The first entry, 1996’s Super Mario 64, is one of the most influential 3D platformers ever made. Most games in the genre owe a lot to this famous ancestor. The graphics are certainly sharper, but I couldn’t help and feel underwhelmed.

Mario 64 is still played with black bars around the screen to accommodate the 4:3 display, and it feels like a product of its time. It still plays beautifully, but I felt no real inclination to progress through this one. At the risk of being controversial, I think a better, more content-rich version of the game exists, and it’s on the DS.

Nintendo has done the bare minimum to upscale these games

Super Mario Sunshine is famously the black sheep of the family because of how different it is. Mario heads to a tropical resort, acquires a water propulsion system called FLUDD and has to help clean up the island. It’s a fun game, but its issues are the same as they’ve always been. The objectives are often poorly conveyed and can be ludicrously difficult at times. It remains fun, but the gameplay isn’t the tightest. I’d say it’s the weakest game on the collection, but it was also the one I was keenest to revisit.

Onto the final game, Super Mario Galaxy, and the most creative, sending Mario on an adventure through space. It looks gorgeous even with only minor graphical tweaks, and the orchestral soundtrack is as beautiful as ever. 

Galaxy was built with the Wii in mind, and so motion controls feature heavily. If you’re able to play with Joy-Cons detached, it’s a familiar experience, but there’s a touchscreen alternative in handheld mode that is not very practical. I also found that the cursor drifted all the time, and constantly had to be reset, which was not the biggest issue, but it broke the immersion. Ultimately, however, these are minor picks in what I think is the best of the three.

I’m not just reviewing the games, however. This is a celebratory anniversary collection and, on that front, it falls way short. Nintendo has done the bare minimum to upscale these games, giving them a minor graphical update, and that’s about it.

There are so many missed opportunities here, and the whole thing feels like a rush-job

 If you’re expecting a proper remaster in the same vein as the N’Sane Trilogy or Spyro: Reignited, you’re going to be very disappointed – these are rather lazy emulations, and nothing more.

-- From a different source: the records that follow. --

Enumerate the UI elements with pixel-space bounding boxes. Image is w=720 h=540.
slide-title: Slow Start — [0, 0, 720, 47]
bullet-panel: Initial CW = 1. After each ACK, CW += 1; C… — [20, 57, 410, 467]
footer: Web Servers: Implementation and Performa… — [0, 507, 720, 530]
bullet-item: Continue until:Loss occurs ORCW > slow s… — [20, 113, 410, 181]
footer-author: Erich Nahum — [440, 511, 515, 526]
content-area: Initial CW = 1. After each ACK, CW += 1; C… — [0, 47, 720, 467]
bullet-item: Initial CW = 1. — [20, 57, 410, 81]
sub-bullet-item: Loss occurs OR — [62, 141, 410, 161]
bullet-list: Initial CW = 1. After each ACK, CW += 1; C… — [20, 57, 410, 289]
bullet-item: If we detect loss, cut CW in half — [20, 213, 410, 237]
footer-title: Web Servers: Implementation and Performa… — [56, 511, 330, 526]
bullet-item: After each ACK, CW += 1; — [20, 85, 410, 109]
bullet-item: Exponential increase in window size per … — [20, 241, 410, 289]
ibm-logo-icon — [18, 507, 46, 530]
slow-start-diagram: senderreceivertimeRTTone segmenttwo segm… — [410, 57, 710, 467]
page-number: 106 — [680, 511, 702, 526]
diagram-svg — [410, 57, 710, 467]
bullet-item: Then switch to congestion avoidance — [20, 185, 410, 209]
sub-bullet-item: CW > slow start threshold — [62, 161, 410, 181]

Don’t get me wrong, it all looks very nice, but better graphics are not much, particularly when Nintendo has ignored the bigger issues with the games. 64 and Sunshine’s famously dodgy cameras remain intact, for example, and it’s as annoying as ever.

Given that this is a major anniversary, and supposedly a special limited edition, All-Stars is a huge let-down outside of the games. The title screen lets you play any tunes from the games’ soundtracks, and that’s it. No concept art, bonus content, behind-the-scenes information – absolutely nothing. I thought the idea behind All-Stars was to celebrate these three incredible games and the history of Mario, and yet it seems as if Nintendo just couldn’t be bothered. There are so many missed opportunities here, and the whole thing feels like a rush-job.

It’s hard to review this All-Stars collection because it’s very much a Switch title of two halves. The three games are some of the best platformers ever released, and playing through them again is a joy. But as a collection, it’s an underwhelming experience – barely remastered and screaming lack of effort.

Nintendo cannot claim it wants to celebrate its iconic mascot and then do so with such a lazy compilation. 64, Sunshine and Galaxy are all wonderful games, and a collection of all three should have been a truly wonderful thing – it’s a shame that it truly isn’t.